Disaster Recovery and Business Continuity Planning: Key to Corporate Survival

Um das Geschäft auch im Katastrophenfall fortführen zu können, sorgen viele Unternehmen vor. Zuständigkeiten und geplante Maßnahmen variieren jedoch stark wie die Meta Group in ihrer Studie zeigt.

Note: The survey on which this report is based was concluded immediately prior to September 11 and therefore reflects long-term trends rather than a potentially short-term reaction to the terrorist attacks that marred the last four months of 2001. Although terrorist attack was not a major concern of those surveyed, they did report a healthy appreciation of the need for business continuity planning and preparations for surviving a possible disaster - either natural or man-made.

The survey results indicated that expenditures on disaster recovery/business continuity (DR/BC) will triple from 2000 to 2002, while annual revenues and IT expenditures will only increase by 30% and 40% respectively. Whereas four years ago DR spending in Global 2000 firms ranged from 0.5% of the IT budget for worst-practice companies to 2% for best practitioners, these figures have nearly doubled to almost 1% and 4%, respectively. This is the best barometer of corporate interest in DR.

Another measure of the relative importance of DR/BC is the size of the DR team and its place in the organization. More than 50% of survey respondents had a fulltime DR/BC coordinator, and 50% had a dedicated DR/BC team that averaged three full-time employees, with one of them being certified.

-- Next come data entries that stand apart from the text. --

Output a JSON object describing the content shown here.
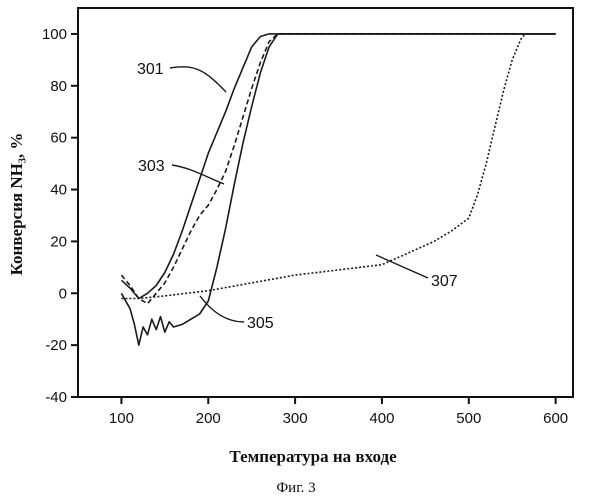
{
  "chart_data": {
    "type": "line",
    "xlabel": "Температура на входе",
    "ylabel": "Конверсия NH₃, %",
    "caption": "Фиг. 3",
    "xlim": [
      50,
      620
    ],
    "ylim": [
      -40,
      110
    ],
    "xticks": [
      100,
      200,
      300,
      400,
      500,
      600
    ],
    "yticks": [
      -40,
      -20,
      0,
      20,
      40,
      60,
      80,
      100
    ],
    "grid": false,
    "series": [
      {
        "name": "301",
        "x": [
          100,
          110,
          120,
          130,
          140,
          150,
          160,
          170,
          180,
          190,
          200,
          210,
          220,
          230,
          240,
          250,
          260,
          270,
          280,
          300,
          350,
          400,
          450,
          500,
          550,
          600
        ],
        "y": [
          5,
          2,
          -2,
          0,
          3,
          8,
          15,
          24,
          34,
          44,
          54,
          62,
          70,
          79,
          87,
          95,
          99,
          100,
          100,
          100,
          100,
          100,
          100,
          100,
          100,
          100
        ]
      },
      {
        "name": "303",
        "x": [
          100,
          110,
          120,
          130,
          140,
          150,
          160,
          170,
          180,
          190,
          200,
          210,
          220,
          230,
          240,
          250,
          260,
          270,
          280,
          300,
          350,
          400,
          450,
          500,
          550,
          600
        ],
        "y": [
          7,
          3,
          -2,
          -4,
          0,
          4,
          10,
          17,
          24,
          30,
          34,
          40,
          47,
          57,
          68,
          79,
          89,
          97,
          100,
          100,
          100,
          100,
          100,
          100,
          100,
          100
        ]
      },
      {
        "name": "305",
        "x": [
          100,
          110,
          115,
          120,
          125,
          130,
          135,
          140,
          145,
          150,
          155,
          160,
          170,
          180,
          190,
          200,
          210,
          220,
          230,
          240,
          250,
          260,
          270,
          280,
          300,
          350,
          400,
          450,
          500,
          550,
          600
        ],
        "y": [
          0,
          -6,
          -12,
          -20,
          -13,
          -16,
          -10,
          -14,
          -9,
          -15,
          -11,
          -13,
          -12,
          -10,
          -8,
          -3,
          10,
          25,
          42,
          58,
          72,
          85,
          95,
          100,
          100,
          100,
          100,
          100,
          100,
          100,
          100
        ]
      },
      {
        "name": "307",
        "x": [
          100,
          120,
          150,
          200,
          250,
          300,
          350,
          400,
          420,
          440,
          460,
          480,
          500,
          510,
          520,
          530,
          540,
          550,
          560,
          565,
          600
        ],
        "y": [
          -2,
          -2,
          -1,
          1,
          4,
          7,
          9,
          11,
          14,
          17,
          20,
          24,
          29,
          38,
          50,
          64,
          78,
          90,
          98,
          100,
          100
        ]
      }
    ],
    "labels": {
      "s301": "301",
      "s303": "303",
      "s305": "305",
      "s307": "307"
    }
  }
}
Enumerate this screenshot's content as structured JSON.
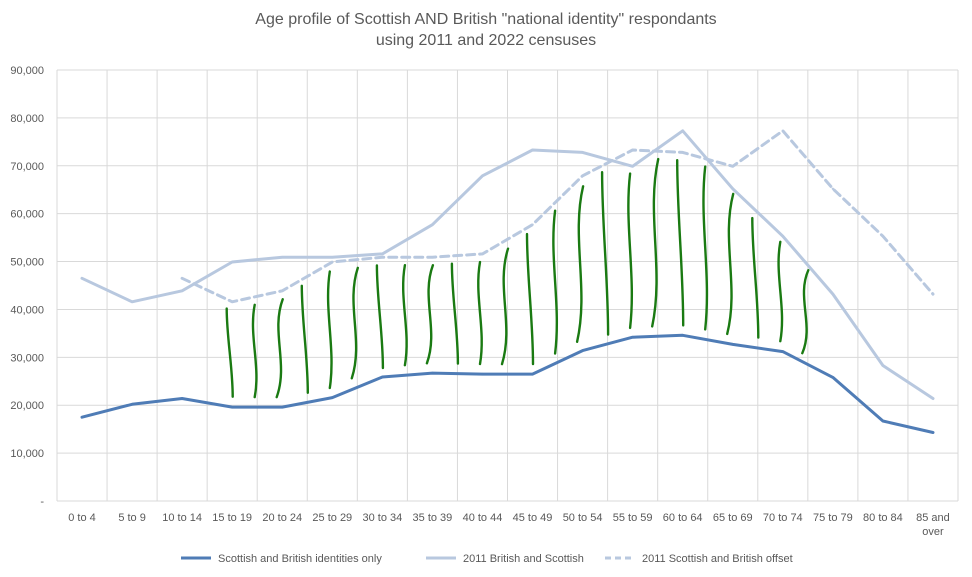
{
  "chart_data": {
    "type": "line",
    "title_lines": [
      "Age profile of Scottish AND British  \"national identity\" respondants",
      "using 2011 and 2022 censuses"
    ],
    "xlabel": "",
    "ylabel": "",
    "ylim": [
      0,
      90000
    ],
    "y_ticks": [
      {
        "value": 0,
        "label": "-"
      },
      {
        "value": 10000,
        "label": "10,000"
      },
      {
        "value": 20000,
        "label": "20,000"
      },
      {
        "value": 30000,
        "label": "30,000"
      },
      {
        "value": 40000,
        "label": "40,000"
      },
      {
        "value": 50000,
        "label": "50,000"
      },
      {
        "value": 60000,
        "label": "60,000"
      },
      {
        "value": 70000,
        "label": "70,000"
      },
      {
        "value": 80000,
        "label": "80,000"
      },
      {
        "value": 90000,
        "label": "90,000"
      }
    ],
    "grid": true,
    "categories": [
      [
        "0 to  4"
      ],
      [
        "5 to 9"
      ],
      [
        "10 to 14"
      ],
      [
        "15 to 19"
      ],
      [
        "20 to 24"
      ],
      [
        "25 to 29"
      ],
      [
        "30 to 34"
      ],
      [
        "35 to 39"
      ],
      [
        "40 to 44"
      ],
      [
        "45 to 49"
      ],
      [
        "50 to 54"
      ],
      [
        "55 to 59"
      ],
      [
        "60 to 64"
      ],
      [
        "65 to 69"
      ],
      [
        "70 to 74"
      ],
      [
        "75 to 79"
      ],
      [
        "80 to 84"
      ],
      [
        "85 and",
        "over"
      ]
    ],
    "series": [
      {
        "name": "Scottish and British identities only",
        "color": "#4f7cb6",
        "style": "solid",
        "values": [
          17500,
          20200,
          21400,
          19600,
          19600,
          21600,
          25900,
          26700,
          26500,
          26500,
          31400,
          34200,
          34600,
          32700,
          31200,
          25800,
          16700,
          14300
        ]
      },
      {
        "name": "2011 British and Scottish",
        "color": "#b8c8df",
        "style": "solid",
        "values": [
          46500,
          41600,
          43900,
          49900,
          50900,
          50900,
          51600,
          57700,
          67900,
          73300,
          72800,
          69900,
          77300,
          65200,
          55300,
          43200,
          28300,
          21400
        ]
      },
      {
        "name": "2011 Scottish and British offset",
        "color": "#b8c8df",
        "style": "dashed",
        "values": [
          null,
          null,
          46500,
          41600,
          43900,
          49900,
          50900,
          50900,
          51600,
          57700,
          67900,
          73300,
          72800,
          69900,
          77300,
          65200,
          55300,
          43200
        ]
      }
    ],
    "annotations": {
      "type": "hand-drawn green hatching between solid dark line and upper light lines",
      "color": "#1a7a12"
    },
    "legend_position": "bottom"
  }
}
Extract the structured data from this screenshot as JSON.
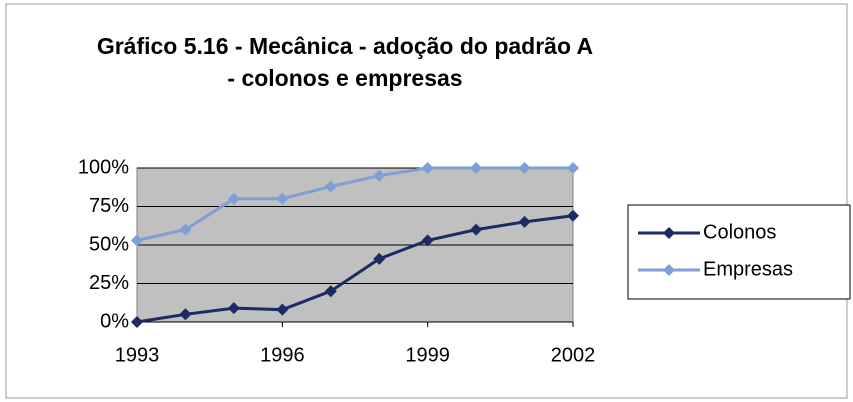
{
  "chart_data": {
    "type": "line",
    "title": "Gráfico 5.16 - Mecânica - adoção do padrão A - colonos e empresas",
    "x": [
      1993,
      1994,
      1995,
      1996,
      1997,
      1998,
      1999,
      2000,
      2001,
      2002
    ],
    "xlim": [
      1993,
      2002
    ],
    "xticks": [
      1993,
      1996,
      1999,
      2002
    ],
    "ylim": [
      0,
      100
    ],
    "yticks": [
      {
        "value": 0,
        "label": "0%"
      },
      {
        "value": 25,
        "label": "25%"
      },
      {
        "value": 50,
        "label": "50%"
      },
      {
        "value": 75,
        "label": "75%"
      },
      {
        "value": 100,
        "label": "100%"
      }
    ],
    "grid": true,
    "legend": "right",
    "series": [
      {
        "name": "Colonos",
        "color": "#1c2a66",
        "values": [
          0,
          5,
          9,
          8,
          20,
          41,
          53,
          60,
          65,
          69
        ]
      },
      {
        "name": "Empresas",
        "color": "#7f9fd6",
        "values": [
          53,
          60,
          80,
          80,
          88,
          95,
          100,
          100,
          100,
          100
        ]
      }
    ]
  }
}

However, organizations exhibit a wide disparity in their DR practices. These vary by vertical industry (e.g., financial companies have the most serious liability), geography, corporate culture, and risk consciousness. The most serious DR practitioners focus on constant program improvement.

Survey results indicated that more than half of respondents had a full business continuity plan (BCP) compared to only 28% who had only a disaster recovery plan (DRP). Other META Group research indicates business continuity and disaster recovery plans are largely developed in isolation, due to business units' limited understanding of IT/business continuity requirements and the IT organization's inability to convince lines of business of the critical need for a unified IT/business continuity project, resulting in many fruitless recovery plans. IT operations groups should initiate an IT/business continuity project, under a governance framework, to involve business units intimately in defining/deploying DR facilities tightly coupled to business imperatives. This initiative is crucial for mission-critical systems in general and is of prime importance to complex business-to-business (B2B) commerce chain domains in particular.